Wild fermentation occurs when brewers use the naturally-occurring yeast in the air to metabolize sugars in the wort and create the alcohol that we're all trying to imbibe in the first place. I've seen this done on a small scale at home, when my sister left a bucket outside overnight, then poured raw apple cider and sugar in it, topping it with a rudimentary fermentation lock and letting it sit until it became a fairly palatable hard cider.  

Roth's approach is much more nuanced: He works with biologists and botanists to isolate yeast strains in sterile lab conditions. SBC debuted at the Classic City Brew Fest back in April by serving attendees a beer brewed with wild azalea yeast. This yeast was collected by Roth and a biologist at Athens Tech from azaleas on the SBC property before the land was cleared. Roth has also collected 29 different yeast strains from both common and uncommon local plants at the State Botanical Garden of Georgia, and he's working to further isolate those individual strains to use them for brewing. SBC has an on-site yeast lab exactly for this purpose, which is not common for operations as small and new as theirs. They've got three strains going, so far—all for future brews.  

Right now, they've got beers on tap at The Pine and Trappeze brewed with yeast from a commercial lab: Calibration 01 and Calibration 02. Those are more placeholders than names, really, because Roth is still in the experimentation stage of crafting the final product line for SBC. They have 32 taps in their tasting room, and they intend to fill them all, with 29 local yeast strains and Roth's imagination at their disposal.  
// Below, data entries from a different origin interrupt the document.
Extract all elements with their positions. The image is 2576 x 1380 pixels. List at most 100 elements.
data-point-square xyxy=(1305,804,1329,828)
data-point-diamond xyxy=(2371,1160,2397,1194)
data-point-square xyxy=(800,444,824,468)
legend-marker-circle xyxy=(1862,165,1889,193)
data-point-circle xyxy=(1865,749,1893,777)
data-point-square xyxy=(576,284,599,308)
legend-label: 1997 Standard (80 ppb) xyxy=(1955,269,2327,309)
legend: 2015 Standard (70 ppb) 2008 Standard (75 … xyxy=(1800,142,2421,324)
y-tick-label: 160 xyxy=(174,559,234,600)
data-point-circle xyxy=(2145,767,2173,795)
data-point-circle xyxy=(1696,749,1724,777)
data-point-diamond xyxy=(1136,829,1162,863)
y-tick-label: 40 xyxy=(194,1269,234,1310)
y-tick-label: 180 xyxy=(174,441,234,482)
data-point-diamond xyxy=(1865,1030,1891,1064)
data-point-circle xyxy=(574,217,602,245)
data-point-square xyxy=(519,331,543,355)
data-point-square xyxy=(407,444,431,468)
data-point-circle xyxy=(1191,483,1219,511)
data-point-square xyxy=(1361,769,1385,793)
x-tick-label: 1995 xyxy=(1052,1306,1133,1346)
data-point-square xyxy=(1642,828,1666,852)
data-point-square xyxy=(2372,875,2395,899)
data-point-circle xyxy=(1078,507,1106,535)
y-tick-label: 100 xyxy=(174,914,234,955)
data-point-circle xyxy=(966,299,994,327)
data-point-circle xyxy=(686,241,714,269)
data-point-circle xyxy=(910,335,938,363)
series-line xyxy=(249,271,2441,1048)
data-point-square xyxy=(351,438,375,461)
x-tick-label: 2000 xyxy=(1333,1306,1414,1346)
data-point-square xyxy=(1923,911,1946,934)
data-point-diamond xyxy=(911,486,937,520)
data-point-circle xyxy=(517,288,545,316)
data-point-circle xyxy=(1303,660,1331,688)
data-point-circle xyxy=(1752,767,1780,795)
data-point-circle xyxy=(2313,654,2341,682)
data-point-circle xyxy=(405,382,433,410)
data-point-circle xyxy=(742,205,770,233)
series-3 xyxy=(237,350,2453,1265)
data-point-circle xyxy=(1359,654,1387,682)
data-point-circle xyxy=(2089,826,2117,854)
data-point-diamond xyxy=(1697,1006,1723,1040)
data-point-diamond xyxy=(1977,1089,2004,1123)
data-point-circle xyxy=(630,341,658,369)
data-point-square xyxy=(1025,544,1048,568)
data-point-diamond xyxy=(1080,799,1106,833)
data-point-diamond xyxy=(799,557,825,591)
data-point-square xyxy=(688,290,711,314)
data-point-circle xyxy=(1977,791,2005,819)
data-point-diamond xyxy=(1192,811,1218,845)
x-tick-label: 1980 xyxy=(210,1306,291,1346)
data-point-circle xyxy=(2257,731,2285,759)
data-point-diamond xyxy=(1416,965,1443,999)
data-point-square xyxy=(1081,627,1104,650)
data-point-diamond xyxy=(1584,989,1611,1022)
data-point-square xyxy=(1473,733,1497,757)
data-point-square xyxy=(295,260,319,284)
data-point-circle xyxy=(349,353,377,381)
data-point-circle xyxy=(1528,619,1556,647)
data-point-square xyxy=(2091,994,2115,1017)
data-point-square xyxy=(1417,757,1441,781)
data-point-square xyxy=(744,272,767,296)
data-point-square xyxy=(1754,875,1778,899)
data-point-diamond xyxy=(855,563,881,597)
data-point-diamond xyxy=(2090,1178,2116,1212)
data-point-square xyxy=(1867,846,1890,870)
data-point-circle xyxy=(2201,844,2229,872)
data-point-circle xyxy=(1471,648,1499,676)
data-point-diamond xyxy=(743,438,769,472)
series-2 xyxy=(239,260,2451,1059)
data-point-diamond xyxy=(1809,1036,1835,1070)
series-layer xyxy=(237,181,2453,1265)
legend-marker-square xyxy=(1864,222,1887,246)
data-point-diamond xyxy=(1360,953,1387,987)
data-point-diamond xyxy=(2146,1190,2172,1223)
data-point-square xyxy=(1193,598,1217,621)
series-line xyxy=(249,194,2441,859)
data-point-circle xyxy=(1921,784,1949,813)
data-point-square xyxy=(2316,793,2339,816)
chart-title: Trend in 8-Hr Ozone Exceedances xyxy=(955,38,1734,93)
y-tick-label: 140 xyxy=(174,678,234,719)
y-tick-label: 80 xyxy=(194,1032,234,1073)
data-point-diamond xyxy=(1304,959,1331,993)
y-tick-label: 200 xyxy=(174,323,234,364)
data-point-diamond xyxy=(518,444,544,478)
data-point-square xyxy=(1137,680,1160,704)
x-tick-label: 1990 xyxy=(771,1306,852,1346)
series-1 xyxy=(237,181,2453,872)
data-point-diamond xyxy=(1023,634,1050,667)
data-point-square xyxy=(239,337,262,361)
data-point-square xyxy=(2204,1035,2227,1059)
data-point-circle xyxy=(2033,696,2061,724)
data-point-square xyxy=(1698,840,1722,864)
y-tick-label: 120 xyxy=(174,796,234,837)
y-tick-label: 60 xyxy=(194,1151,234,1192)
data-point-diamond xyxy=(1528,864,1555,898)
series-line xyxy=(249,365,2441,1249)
Roth is a UGA sculpture grad and a homebrewer since 1993, already well-known among local homebrewers. He takes a tongue-in-cheek approach to recipes that works well with his own discriminating palate. His response to the pumpkin beer trend of the fall was to actually brew beer in a 15-gallon pumpkin from Washington Farms in Watkinsville. (Goddard indicates a region somewhere near his hip when trying to describe how tall the thing was.) Then there was the beet kölsch that they crafted with Richard Miley, owner and executive chef at Catch 22 Gastropub. Miley and Roth have partnered up for different homebrews in the past, a collaborative relationship that challenges Roth and shows him that he can get away with a lot when making new recipes.

“I've always done a ton of collaborative type stuff [in my art],” Roth says. “From an artistic standpoint, breaking out of your mold and having to tear your ego down by bringing [in] somebody else and folding them into what your bigger idea is… it's crazy.”

The wild azalea beer from Brew Fest is going into major production soon, as is beer brewed with yeast from our own state flower, the Cherokee Rose. These will be on tap in their tasting room within the next couple of weeks, according to Goddard, and he says that they're considering brewing with sugar beets again after the success of Miley and Roth's ruby red kölsch. There was talk of past homebrews made of green tomato and carrot, brewing giant pumpkins and leaving petri dishes on the porch. They are crafting a literal taste of Athens, and they are making it beer-flavored.

Southern Brewing Co. is open for tours and tastings at 231 Collins Industrial Blvd. Thursdays 5:30–7:30 p.m., Fridays 4:30–7:30 p.m. and Saturdays 2:30–7:30 p.m.